The government’s Equal Employment Opportunities Commissioner Saunoamaali’i Karanina Sumeo subsequently investigated the workers’ conditions. She wrote on Twitter that many RSE workers “live in sub-standard, over-priced, overcrowded, damp and mouldy homes without basic amenities,” adding that some of what she had seen warrants criminal investigation. Pacific workers’ visas tie them to a specific employer which, according to Sumeo, can result in employer “over-reach” into controlling a worker’s basic rights.
Previous investigations in both New Zealand and Australia have exposed appalling conditions faced by the highly vulnerable workers, who are at the sharp end of relentless assaults by employers and successive governments on conditions and wages. In March, the Vanuatu government initiated its own inquiry into the Australian program, citing concerns about exploitation.
Governments promised that RSE workers would earn enough during their stay, in New Zealand capped at seven months in any year, to send money back to their families and provide economic “benefits” to the fragile island economies, which depend heavily on remittances. In reality, RSE workers are mostly paid the minimum wage as a base rate, before crippling deductions to cover airfares, visas, phones, housing and transport.
Attacks on immigrants’ rights escalated during the COVID-19 pandemic. Figures released to Stuff under the Official Information Act revealed complaints about exploitation and mistreatment went up by 259 percent from 2020 to 2021. Many people on temporary visas, including some on the RSE scheme, were unable to return home. Some were surviving on food stamps due to visa conditions leaving them unable to find work.
Canberra and Wellington have recently announced forthcoming reforms of the Pacific schemes. Australia’s Labor government will extend its program to include a four-year visa, and the ability of workers to bring their families with them.
New Zealand has promised a “full review” of its scheme next year. Wood declared that the RSE scheme was “important to New Zealand” and the Pacific but “we must treat people fairly.” Workers should have no confidence in such false promises, which have been made again and again with no improvement in conditions.
The aim of the Australian and New Zealand governments is to tighten their grip over the Pacific region, which they regard as their own colonial “backyard.” Their hypocritical references to the Pacific “family” are a cover for a diplomatic and military build-up in the region, supporting the US-led confrontation with China, which threatens a catastrophic war.
New Zealand’s practice of importing Pacific people as a source of disposable and cheap labour has a long and brutal history. During the early 1960s, thousands of Pacific workers were recruited for menial and factory jobs, only to find themselves later victimised by racist immigration laws, and subject to infamous “dawnraids” forcefully expelling them from the country.

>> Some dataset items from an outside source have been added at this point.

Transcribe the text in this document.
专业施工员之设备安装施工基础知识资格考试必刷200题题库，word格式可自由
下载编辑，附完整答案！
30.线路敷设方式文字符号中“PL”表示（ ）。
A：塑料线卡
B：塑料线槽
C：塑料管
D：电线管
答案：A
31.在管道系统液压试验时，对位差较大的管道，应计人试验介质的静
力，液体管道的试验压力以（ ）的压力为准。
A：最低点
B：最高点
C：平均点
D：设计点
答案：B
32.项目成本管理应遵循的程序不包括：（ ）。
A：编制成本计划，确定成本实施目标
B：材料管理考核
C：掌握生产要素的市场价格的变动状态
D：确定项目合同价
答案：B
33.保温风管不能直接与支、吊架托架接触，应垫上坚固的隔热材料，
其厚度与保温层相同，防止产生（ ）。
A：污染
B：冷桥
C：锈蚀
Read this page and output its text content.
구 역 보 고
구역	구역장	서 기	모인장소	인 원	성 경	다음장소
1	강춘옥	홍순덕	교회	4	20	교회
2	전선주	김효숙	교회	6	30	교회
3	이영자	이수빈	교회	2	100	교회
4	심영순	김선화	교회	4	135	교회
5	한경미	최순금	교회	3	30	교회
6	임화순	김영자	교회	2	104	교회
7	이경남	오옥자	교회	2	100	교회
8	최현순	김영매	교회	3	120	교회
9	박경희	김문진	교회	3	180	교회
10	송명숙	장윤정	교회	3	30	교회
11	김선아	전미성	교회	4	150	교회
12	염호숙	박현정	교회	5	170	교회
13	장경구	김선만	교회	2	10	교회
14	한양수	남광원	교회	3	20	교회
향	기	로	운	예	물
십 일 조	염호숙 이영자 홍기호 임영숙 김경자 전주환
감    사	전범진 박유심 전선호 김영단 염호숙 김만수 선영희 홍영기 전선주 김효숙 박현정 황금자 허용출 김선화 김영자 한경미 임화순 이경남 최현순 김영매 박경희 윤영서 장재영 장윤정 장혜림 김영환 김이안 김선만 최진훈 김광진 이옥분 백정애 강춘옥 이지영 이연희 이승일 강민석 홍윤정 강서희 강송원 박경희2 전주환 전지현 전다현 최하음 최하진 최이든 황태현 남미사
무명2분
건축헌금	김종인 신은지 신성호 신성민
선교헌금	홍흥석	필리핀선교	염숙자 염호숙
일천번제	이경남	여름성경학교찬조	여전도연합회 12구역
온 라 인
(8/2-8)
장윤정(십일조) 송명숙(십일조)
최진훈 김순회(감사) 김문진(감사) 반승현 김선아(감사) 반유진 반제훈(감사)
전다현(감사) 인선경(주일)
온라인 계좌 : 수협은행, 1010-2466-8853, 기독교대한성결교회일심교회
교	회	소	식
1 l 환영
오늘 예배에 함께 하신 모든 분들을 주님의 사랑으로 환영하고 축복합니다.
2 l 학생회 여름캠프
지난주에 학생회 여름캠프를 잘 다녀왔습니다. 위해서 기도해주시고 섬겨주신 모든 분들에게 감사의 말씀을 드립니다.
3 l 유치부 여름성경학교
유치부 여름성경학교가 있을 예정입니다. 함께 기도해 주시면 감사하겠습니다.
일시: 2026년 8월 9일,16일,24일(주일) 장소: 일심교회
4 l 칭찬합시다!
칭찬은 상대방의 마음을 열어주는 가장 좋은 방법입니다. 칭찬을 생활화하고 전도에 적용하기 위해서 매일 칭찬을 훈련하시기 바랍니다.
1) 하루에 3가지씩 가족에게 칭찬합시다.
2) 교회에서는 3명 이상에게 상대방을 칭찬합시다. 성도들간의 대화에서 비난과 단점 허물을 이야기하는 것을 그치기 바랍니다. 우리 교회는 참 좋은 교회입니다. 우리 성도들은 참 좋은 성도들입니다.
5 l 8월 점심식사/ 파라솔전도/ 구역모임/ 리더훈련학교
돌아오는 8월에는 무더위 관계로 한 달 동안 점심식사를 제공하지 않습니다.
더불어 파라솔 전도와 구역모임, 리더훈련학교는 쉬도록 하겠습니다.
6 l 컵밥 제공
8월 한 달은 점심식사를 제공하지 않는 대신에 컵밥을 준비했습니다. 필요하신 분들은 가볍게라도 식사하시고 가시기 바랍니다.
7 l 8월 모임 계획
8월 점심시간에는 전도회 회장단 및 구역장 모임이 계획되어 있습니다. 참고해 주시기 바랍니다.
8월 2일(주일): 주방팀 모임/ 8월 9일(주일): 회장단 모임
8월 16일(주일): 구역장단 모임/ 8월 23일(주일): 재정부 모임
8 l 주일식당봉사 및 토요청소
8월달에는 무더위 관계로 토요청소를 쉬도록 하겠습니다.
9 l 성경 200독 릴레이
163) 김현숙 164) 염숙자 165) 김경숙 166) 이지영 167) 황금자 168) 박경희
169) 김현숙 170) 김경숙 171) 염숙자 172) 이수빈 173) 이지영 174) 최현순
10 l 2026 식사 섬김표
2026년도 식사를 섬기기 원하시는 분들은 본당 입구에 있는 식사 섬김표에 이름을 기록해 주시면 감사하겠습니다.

The RSE schemes are just as inhumane, notwithstanding the fact that Pacific governments, which depend heavily on aid from Australia and NZ, have collaborated in implementing them. In a visit to New Zealand in June, Samoa’s Prime Minister Fiame Naomi Mata’afa avoided laying any blame over the appalling conditions facing workers. She assured horticulture employers that her government simply wants to “raise the quality” of the RSE scheme.
Like governments throughout the world, Prime Minister Jacinda Ardern’s administration has for years sought to scapegoat immigrants for the housing crisis, social inequality and pressure on public services. Its cynical moves to ramp up the exploitation of migrant workers is part of its escalating assault on the entire working class.